In utilizing the engraved printing form during the printing process, each cup will contain a volume, which is proportional to the depth of the cup of printing ink, which may be a colored ink. The excess ink is wiped from the surface of the form by a doctor blade. The ink contained in the cup of the printing form is transferred from the cups onto the web on which the printing is to appear. The tone value of the printed surface at each point of the printed image is determined by the volume of ink carried by the cup at each point in the raster pattern.
During the engraving of each of the printing forms, the position of each of the cups with respect to other cups and their shape and depth have to be closely observed. Deviations in the arrangement of the cups with respect to other cups will lead to moire patterns and to color shift if several different colored inks are used.
In the printing process, there are approximately 120 tone value stages to distinguish between the density of "black" and "white" of the pattern. During the engraving, the needle lift difference for one tone value stage to the next adjacent tone value stage is approximately 0.25 .mu.m. Any deviation in needle lift changes the depth of the respective cup and thus the printed tone value.

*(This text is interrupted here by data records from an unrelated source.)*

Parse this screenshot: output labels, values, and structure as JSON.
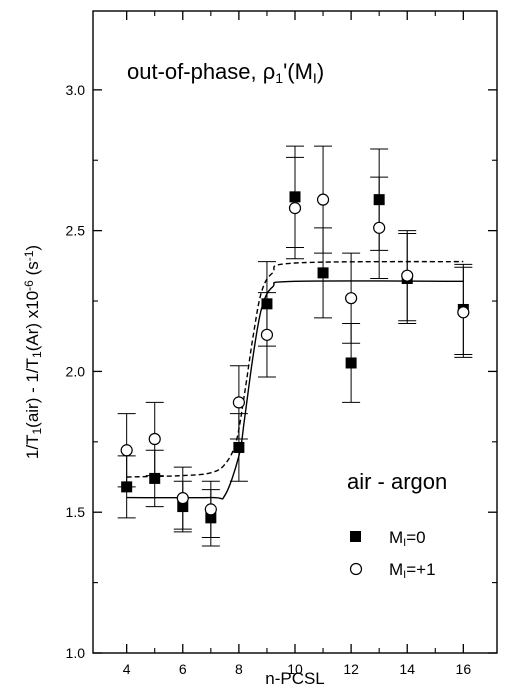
{
  "chart_data": {
    "type": "scatter",
    "title": "",
    "xlabel": "n-PCSL",
    "ylabel_parts": {
      "a": "1/T",
      "b": "1",
      "c": "(air) - 1/T",
      "d": "1",
      "e": "(Ar) x10",
      "f": "-6",
      "g": "  (s",
      "h": "-1",
      "i": ")"
    },
    "xlim": [
      2.8,
      17.2
    ],
    "ylim": [
      1.0,
      3.28
    ],
    "x_ticks": [
      "4",
      "6",
      "8",
      "10",
      "12",
      "14",
      "16"
    ],
    "x_tick_values": [
      4,
      6,
      8,
      10,
      12,
      14,
      16
    ],
    "x_minor_ticks": [
      5,
      7,
      9,
      11,
      13,
      15
    ],
    "y_ticks": [
      "1.0",
      "1.5",
      "2.0",
      "2.5",
      "3.0"
    ],
    "y_tick_values": [
      1.0,
      1.5,
      2.0,
      2.5,
      3.0
    ],
    "y_minor_ticks": [
      1.25,
      1.75,
      2.25,
      2.75
    ],
    "grid": false,
    "legend_position": "bottom-right",
    "annotations": {
      "top": {
        "a": "out-of-phase,  ρ",
        "b": "1",
        "c": "'(M",
        "d": "I",
        "e": ")"
      },
      "condition": "air - argon"
    },
    "series": [
      {
        "name_parts": {
          "a": "M",
          "b": "I",
          "c": "=0"
        },
        "marker": "filled-square",
        "color": "#000000",
        "x": [
          4,
          5,
          6,
          7,
          8,
          9,
          10,
          11,
          12,
          13,
          14,
          16
        ],
        "y": [
          1.59,
          1.62,
          1.52,
          1.48,
          1.73,
          2.24,
          2.62,
          2.35,
          2.03,
          2.61,
          2.33,
          2.22
        ],
        "err": [
          0.11,
          0.1,
          0.09,
          0.1,
          0.12,
          0.15,
          0.18,
          0.16,
          0.14,
          0.18,
          0.16,
          0.16
        ],
        "fit": {
          "style": "solid",
          "points": [
            [
              4,
              1.552
            ],
            [
              7,
              1.552
            ],
            [
              7.5,
              1.56
            ],
            [
              8.0,
              1.7
            ],
            [
              8.2,
              1.83
            ],
            [
              8.5,
              2.05
            ],
            [
              8.8,
              2.22
            ],
            [
              9.2,
              2.3
            ],
            [
              10,
              2.32
            ],
            [
              16,
              2.32
            ]
          ]
        }
      },
      {
        "name_parts": {
          "a": "M",
          "b": "I",
          "c": "=+1"
        },
        "marker": "open-circle",
        "color": "#000000",
        "x": [
          4,
          5,
          6,
          7,
          8,
          9,
          10,
          11,
          12,
          13,
          14,
          16
        ],
        "y": [
          1.72,
          1.76,
          1.55,
          1.51,
          1.89,
          2.13,
          2.58,
          2.61,
          2.26,
          2.51,
          2.34,
          2.21
        ],
        "err": [
          0.13,
          0.13,
          0.11,
          0.1,
          0.13,
          0.15,
          0.18,
          0.19,
          0.16,
          0.18,
          0.16,
          0.16
        ],
        "fit": {
          "style": "dashed",
          "points": [
            [
              4,
              1.625
            ],
            [
              6,
              1.63
            ],
            [
              7,
              1.64
            ],
            [
              7.5,
              1.67
            ],
            [
              7.9,
              1.75
            ],
            [
              8.2,
              1.92
            ],
            [
              8.5,
              2.12
            ],
            [
              8.8,
              2.28
            ],
            [
              9.2,
              2.35
            ],
            [
              10,
              2.385
            ],
            [
              16,
              2.39
            ]
          ]
        }
      }
    ]
  }
}
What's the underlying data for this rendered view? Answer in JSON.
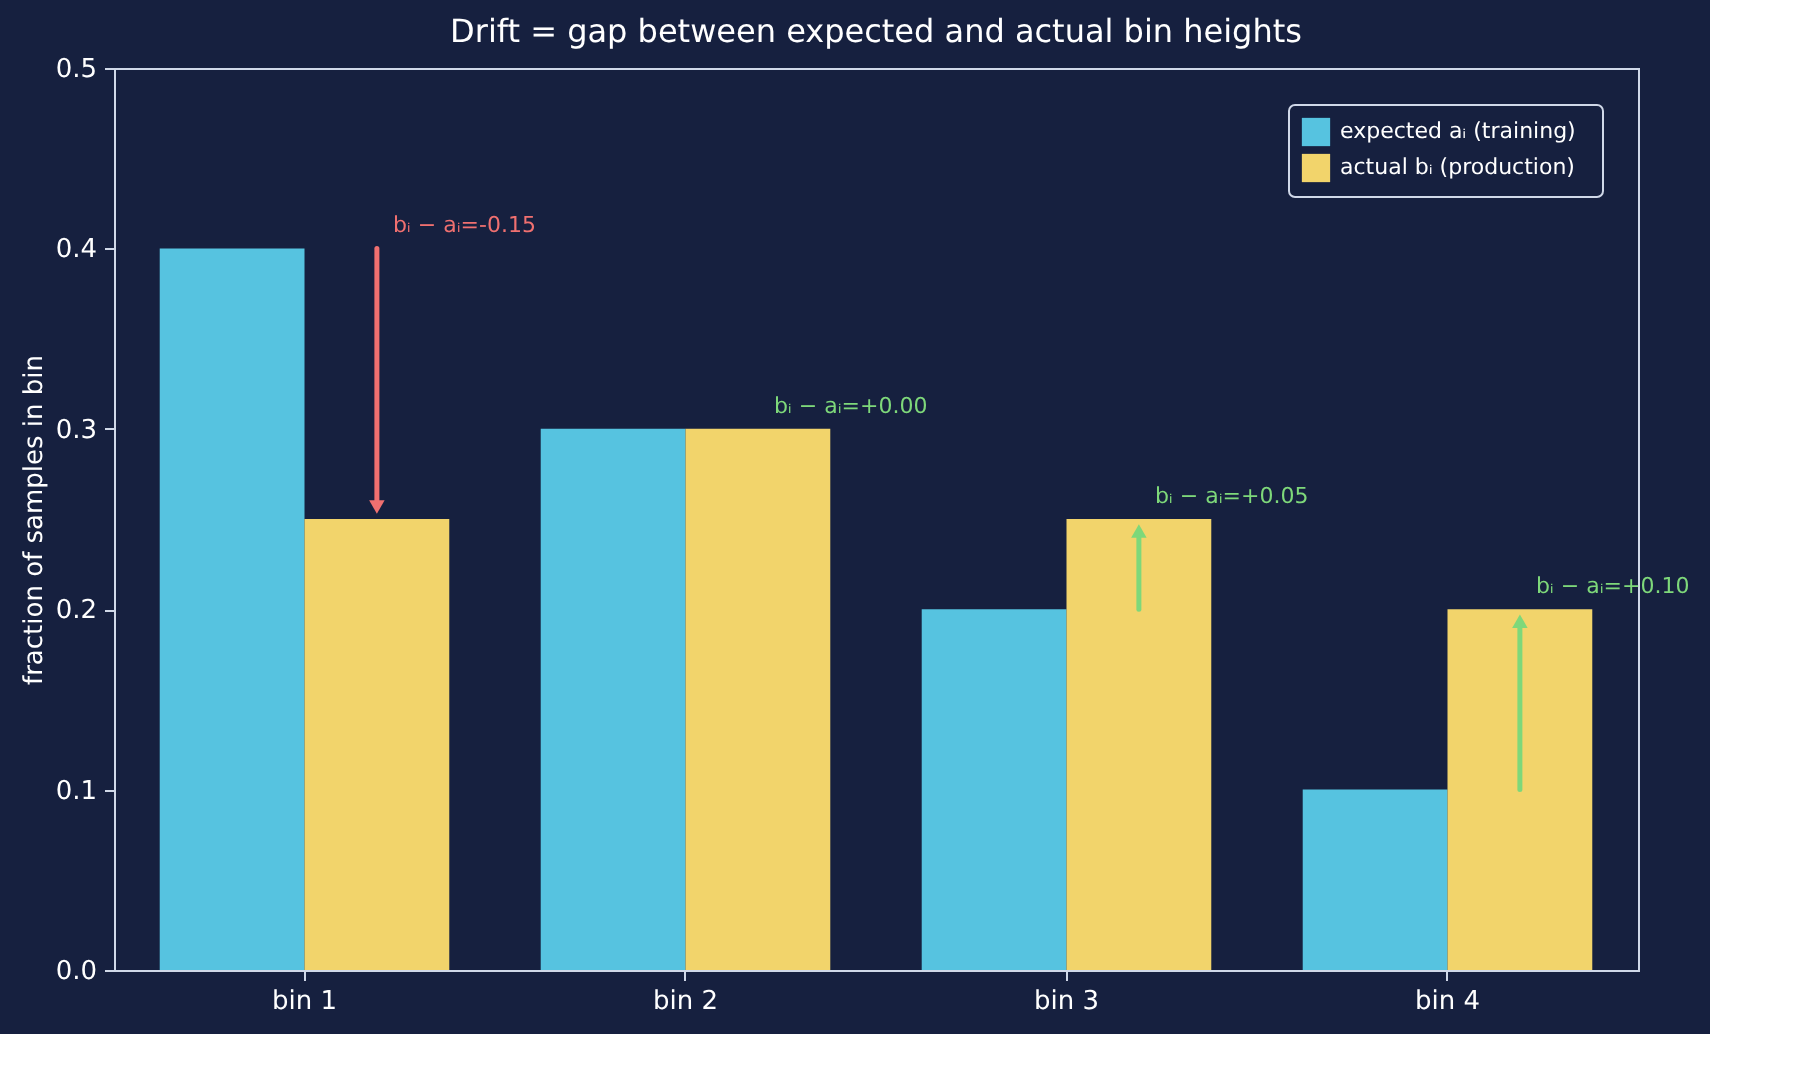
{
  "chart_data": {
    "type": "bar",
    "title": "Drift = gap between expected and actual bin heights",
    "categories": [
      "bin 1",
      "bin 2",
      "bin 3",
      "bin 4"
    ],
    "series": [
      {
        "name": "expected  aᵢ  (training)",
        "color": "#56c3e0",
        "values": [
          0.4,
          0.3,
          0.2,
          0.1
        ]
      },
      {
        "name": "actual  bᵢ  (production)",
        "color": "#f2d46b",
        "values": [
          0.25,
          0.3,
          0.25,
          0.2
        ]
      }
    ],
    "ylabel": "fraction of samples in bin",
    "ylim": [
      0,
      0.5
    ],
    "yticks": [
      {
        "value": 0,
        "label": "0.0"
      },
      0.1,
      0.2,
      0.3,
      0.4,
      0.5
    ],
    "grid": false,
    "legend": "top right",
    "annotations": [
      "bᵢ − aᵢ=-0.15",
      "bᵢ − aᵢ=+0.00",
      "bᵢ − aᵢ=+0.05",
      "bᵢ − aᵢ=+0.10"
    ]
  }
}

Imperfections of the above type are sensed by the human eye as being disturbing when observing the printed picture. The above described requirements make great demands in respect to an engraving system or device which will be described in more detail in the following paragraphs.
The engraving device consists of a stationary electromagnet having an air gap which receives an armature mounted on a shaft of a rotary system. The coil of the electromagnet is energized by a control current which is proportional to the picture signal and raster signal. The rotary system also includes a bearing for supporting the shaft for rotation and dampening means. One end of the shaft is changed into a torsion rod which is spatially mounted from the other end which carries a lever on which the engraving needle is attached.
The magnetic field of the electromagnet electrically rotates the armature and the shaft, from a fixed resting position and the torsion rod assembly opposes the rotation by the electromagnet and applies a force restoring the shaft to the resting position. During each cup engraving step, the shaft is rotated through a very small rotary angle from the resting position which is determined by the non-twisted torsion rod and the angle of rotation is proportional to the amount or intensity of the control current which is determined by the picture signal and the raster signal.
Since the torsion rod assembly creates a spring-mass-system in case of abrupt changes of the control current, rotary inertia and additional attenuation due to dynamic moments will occur. The transit response of the engraving needle is determined by the degree of attenuation at its desired level which is determined by the control current.
In order to give the rotary system a desired degree of attenuation, a dampening arrangement is provided.
It is known from measuring techniques to dampen rotary systems by utilizing wings or pistons which move in a closed-off chamber containing a dampening medium. These arrangements have a common fact that the surface of the wings or the pistons which are effective for dampening are arranged perpendicular to the direction of movement of the rotary system. The known dampening arrangements cannot be used in the above engraving system since the degree of dampening which can be achieved thereby is insufficient due to the very small rotary angle of the shaft. Furthermore, it has been established that the characteristics of the dampening medium change due to mechanical stresses to the bordering surfaces of the dampening wings. This is due to the shaft and the dampening wings oscillating at a high frequency in the dampening medium.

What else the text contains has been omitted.